Tandem solar cells that combine perovskite and silicon-based subcells in one gadget are anticipated to better capture and convert sunshine into electrical energy than their traditional single-junction silicon rivals. These problems together minimize the tandem cells open-circuit voltage, or optimum operating voltage, which restricts device efficiency.

Liu, De Wolf, and associates methodically examined the capacity of other metal fluorides, such as magnesium fluoride, as interlayer products at the perovskite/C60 interface of tandem cells. The magnesium fluoride interlayer efficiently promoted electron extraction from the perovskite active layer while displacing C60 from the perovskite surface.

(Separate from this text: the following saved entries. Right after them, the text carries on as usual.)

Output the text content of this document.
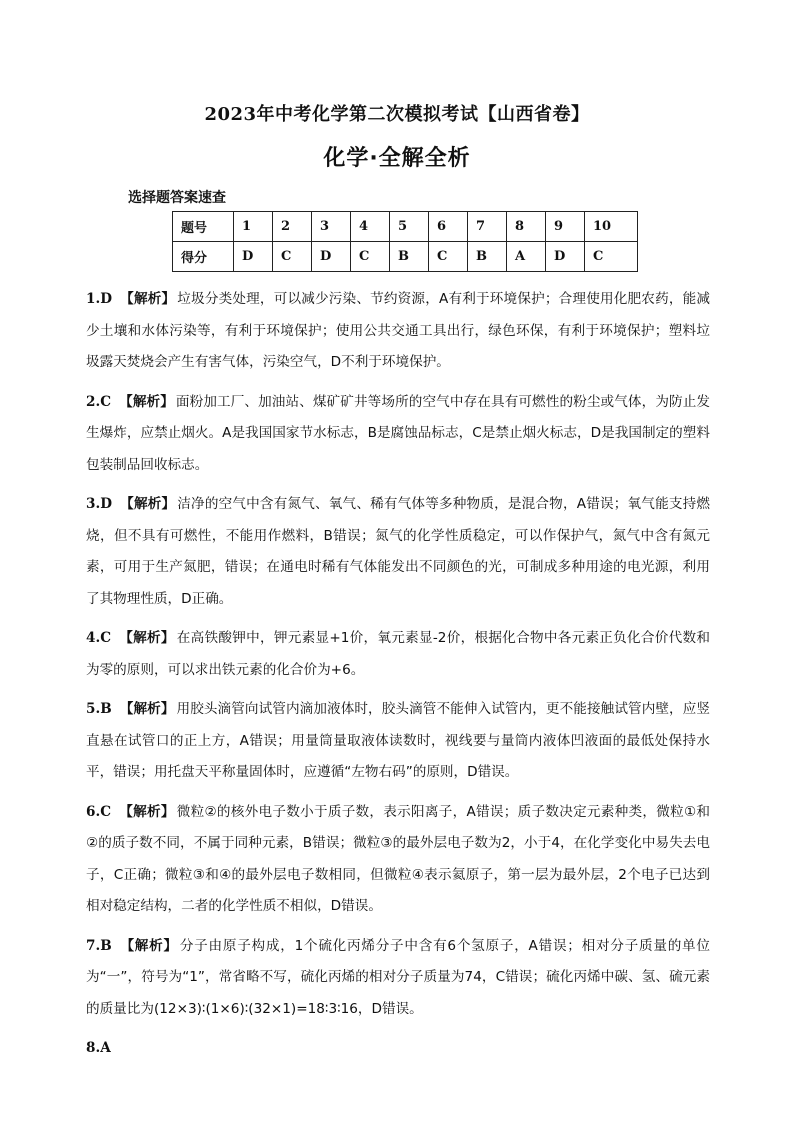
2023年中考化学第二次模拟考试【山西省卷】
化学·全解全析
选择题答案速查
题号	1	2	3	4	5	6	7	8	9	10
得分	D	C	D	C	B	C	B	A	D	C

1.D 【解析】 垃圾分类处理，可以减少污染、节约资源，A有利于环境保护；合理使用化肥农药，能减少土壤和水体污染等，有利于环境保护；使用公共交通工具出行，绿色环保，有利于环境保护；塑料垃圾露天焚烧会产生有害气体，污染空气，D不利于环境保护。

2.C 【解析】 面粉加工厂、加油站、煤矿矿井等场所的空气中存在具有可燃性的粉尘或气体，为防止发生爆炸，应禁止烟火。A是我国国家节水标志，B是腐蚀品标志，C是禁止烟火标志，D是我国制定的塑料包装制品回收标志。

3.D 【解析】 洁净的空气中含有氮气、氧气、稀有气体等多种物质，是混合物，A错误；氧气能支持燃烧，但不具有可燃性，不能用作燃料，B错误；氮气的化学性质稳定，可以作保护气，氮气中含有氮元素，可用于生产氮肥，错误；在通电时稀有气体能发出不同颜色的光，可制成多种用途的电光源，利用了其物理性质，D正确。

4.C 【解析】 在高铁酸钾中，钾元素显+1价，氧元素显-2价，根据化合物中各元素正负化合价代数和为零的原则，可以求出铁元素的化合价为+6。

5.B 【解析】 用胶头滴管向试管内滴加液体时，胶头滴管不能伸入试管内，更不能接触试管内壁，应竖直悬在试管口的正上方，A错误；用量筒量取液体读数时，视线要与量筒内液体凹液面的最低处保持水平，错误；用托盘天平称量固体时，应遵循“左物右码”的原则，D错误。

6.C 【解析】 微粒②的核外电子数小于质子数，表示阳离子，A错误；质子数决定元素种类，微粒①和②的质子数不同，不属于同种元素，B错误；微粒③的最外层电子数为2，小于4，在化学变化中易失去电子，C正确；微粒③和④的最外层电子数相同，但微粒④表示氦原子，第一层为最外层，2个电子已达到相对稳定结构，二者的化学性质不相似，D错误。

7.B 【解析】 分子由原子构成，1个硫化丙烯分子中含有6个氢原子，A错误；相对分子质量的单位为“一”，符号为“1”，常省略不写，硫化丙烯的相对分子质量为74，C错误；硫化丙烯中碳、氢、硫元素的质量比为(12×3)∶(1×6)∶(32×1)=18∶3∶16，D错误。

8.A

Tandem solar cells that integrate perovskite and silicon-based subcells in one device are expected to much better capture and convert sunshine into electrical energy than their standard single-junction silicon rivals. These issues together minimize the tandem cells open-circuit voltage, or optimum operating voltage, which restricts gadget performance.

By including a layer of lithium fluoride in between the perovskite and the electron-transport layer, which normally comprises the electron-acceptor fullerene (C60), these performance issues might be partially dealt with. However, the gadgets end up being unstable since lithium salts easily liquefy and diffuse through surface areas. Lead author Jiang Liu, a postdoc in Stefaan De Wolfs group, states, “None of the gadgets have passed the basic test procedures of the International Electrotechnical Commission, triggering us to produce an option.”

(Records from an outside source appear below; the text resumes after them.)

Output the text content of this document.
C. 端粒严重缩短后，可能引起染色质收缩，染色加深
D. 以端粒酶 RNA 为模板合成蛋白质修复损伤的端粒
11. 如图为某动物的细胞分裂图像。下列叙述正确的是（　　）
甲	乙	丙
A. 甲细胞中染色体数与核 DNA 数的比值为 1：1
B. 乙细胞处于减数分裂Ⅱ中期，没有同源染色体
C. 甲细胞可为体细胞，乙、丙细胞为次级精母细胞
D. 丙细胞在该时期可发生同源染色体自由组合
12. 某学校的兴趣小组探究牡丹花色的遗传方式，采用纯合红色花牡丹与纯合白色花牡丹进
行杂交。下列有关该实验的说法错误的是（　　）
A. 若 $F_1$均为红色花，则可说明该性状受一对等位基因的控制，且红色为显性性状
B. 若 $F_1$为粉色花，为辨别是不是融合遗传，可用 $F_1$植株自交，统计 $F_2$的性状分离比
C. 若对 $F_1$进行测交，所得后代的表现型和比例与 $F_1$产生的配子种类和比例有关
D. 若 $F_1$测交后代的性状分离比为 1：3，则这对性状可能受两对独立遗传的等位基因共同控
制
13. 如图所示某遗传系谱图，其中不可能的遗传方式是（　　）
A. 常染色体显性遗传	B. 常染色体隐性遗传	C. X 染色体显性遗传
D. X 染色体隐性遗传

Liu, De Wolf, and coworkers methodically investigated the potential of other metal fluorides, such as magnesium fluoride, as interlayer materials at the perovskite/C60 user interface of tandem cells. They thermally vaporized the metal fluorides on the perovskite layer to form an ultrathin uniform film with regulated density before including C60 and top contact components. The interlayers are likewise highly transparent and stable, in line with the inverted p-i-n solar cell requirements.
The magnesium fluoride interlayer effectively promoted electron extraction from the perovskite active layer while displacing C60 from the perovskite surface area. This reduced charge recombination at the interface. It also enhanced charge transport across the subcell.
The resulting tandem solar battery accomplished a 50 millivolt increase in its open-current voltage and a licensed supported power conversion efficiency of 29.3 percent– among the greatest performances for perovskite– silicon tandem cells, Liu states.
” Considering that the finest effectiveness is 26.7 percent for mainstream crystalline silicon-based single-junction cells, this ingenious innovation might bring substantial efficiency gains without contributing to the expense of fabrication,” Liu states.
To further check out the applicability of this innovation, the research group is developing scalable techniques to produce industrial-scale perovskite– silicon tandem cells with locations going beyond 200 square centimeters (31 square inches). “We are also establishing a number of strategies to obtain highly steady tandem gadgets that will pass the vital industrial stability procedures,” Liu states.
Referral: “Efficient and stable perovskite-silicon tandem solar batteries through contact displacement by MgFx” by Jiang Liu, Michele De Bastiani, Erkan Aydin, George T. Harrison, Yajun Gao, Rakesh R. Pradhan, Mathan K. Eswaran, Mukunda Mandal, Wenbo Yan, Akmaral Seitkhan, Maxime Babics, Anand S. Subbiah, Esma Ugur, Fuzong Xu, Lujia Xu, Mingcong Wang, Atteq ur Rehman, Arsalan Razzaq, Jingxuan Kang, Randi Azmi, Ahmed Ali Said, Furkan H. Isikgor, Thomas G. Allen, Denis Andrienko, Udo Schwingenschlögl, Frédéric Laquai, Stefaan De Wolf, 23 June 2022, Science.DOI: 10.1126/ science.abn8910.